Edwards’ journey to politics began as a teen. Shortly after she graduated Eisenhower High School in Aldine Independent School District, she worked for U.S. Rep. Sheila Jackson Lee (D-Texas). She then attended Harvard Law School before serving as a judicial clerk under a New Orleans district judge before returning to Houston to learn what it takes to serve locals by becoming a councilwoman.
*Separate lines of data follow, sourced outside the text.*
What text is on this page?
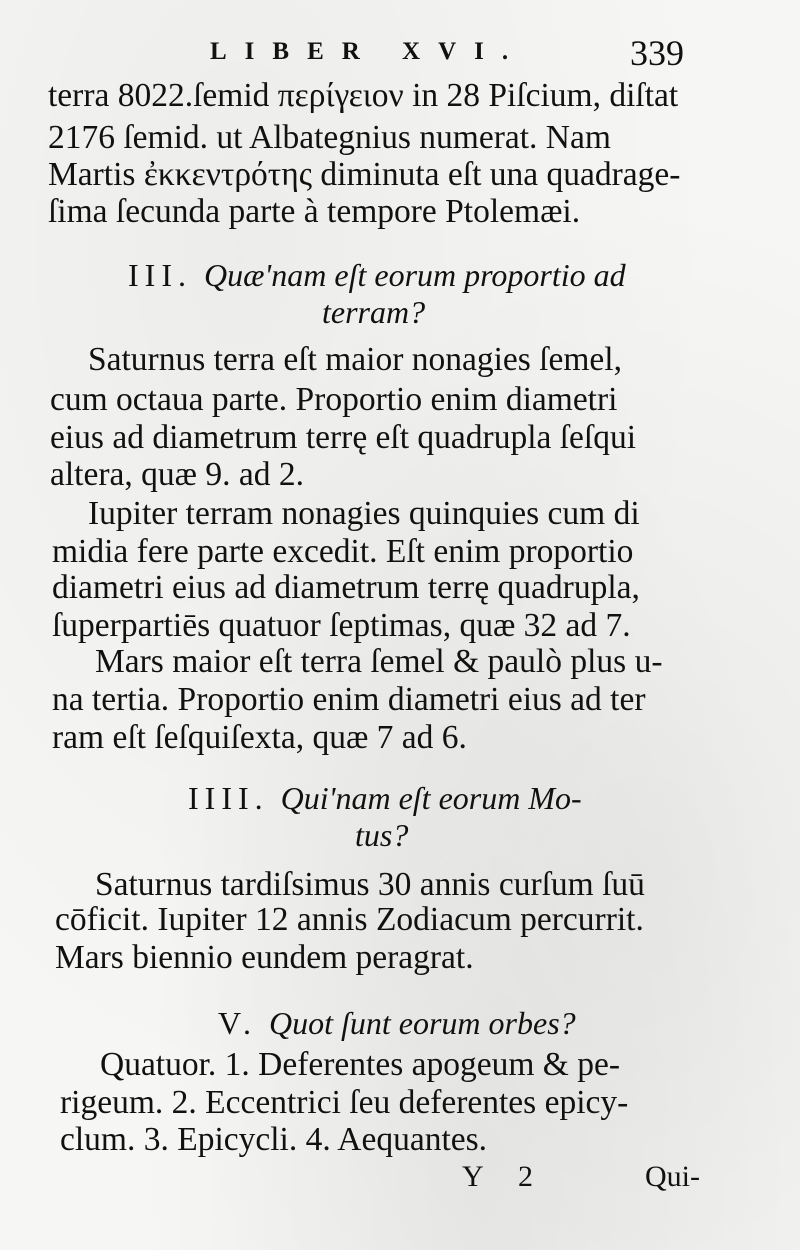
LIBER XVI.	339
terra 8022.ſemid περίγειον in 28 Piſcium, diſtat
2176 ſemid. ut Albategnius numerat. Nam
Martis ἐκκεντρότης diminuta eſt una quadrage-
ſima ſecunda parte à tempore Ptolemæi.
III. Quæ'nam eſt eorum proportio ad
terram?
Saturnus terra eſt maior nonagies ſemel,
cum octaua parte. Proportio enim diametri
eius ad diametrum terrę eſt quadrupla ſeſqui
altera, quæ 9. ad 2.
Iupiter terram nonagies quinquies cum di
midia fere parte excedit. Eſt enim proportio
diametri eius ad diametrum terrę quadrupla,
ſuperpartiēs quatuor ſeptimas, quæ 32 ad 7.
Mars maior eſt terra ſemel & paulò plus u-
na tertia. Proportio enim diametri eius ad ter
ram eſt ſeſquiſexta, quæ 7 ad 6.
IIII. Qui'nam eſt eorum Mo-
tus?
Saturnus tardiſsimus 30 annis curſum ſuū
cōficit. Iupiter 12 annis Zodiacum percurrit.
Mars biennio eundem peragrat.
V. Quot ſunt eorum orbes?
Quatuor. 1. Deferentes apogeum & pe-
rigeum. 2. Eccentrici ſeu deferentes epicy-
clum. 3. Epicycli. 4. Aequantes.
Y 2	Qui-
Still, Edwards knows she’ll need an unprecedented push at the polls for her win, and hopes that disenfranchised voters who once rallied hard behind Beto O’Rourke, who failed in his bid for Ted Cruz’s seat in the 2018 Texas Senate race, will channel their hopes into her.

“I think many people think that Texas is just simply this vast red state that has no hope for a Democrat like me,” adds Edwards. “But the truth is, actually, Texas is changing quickly.”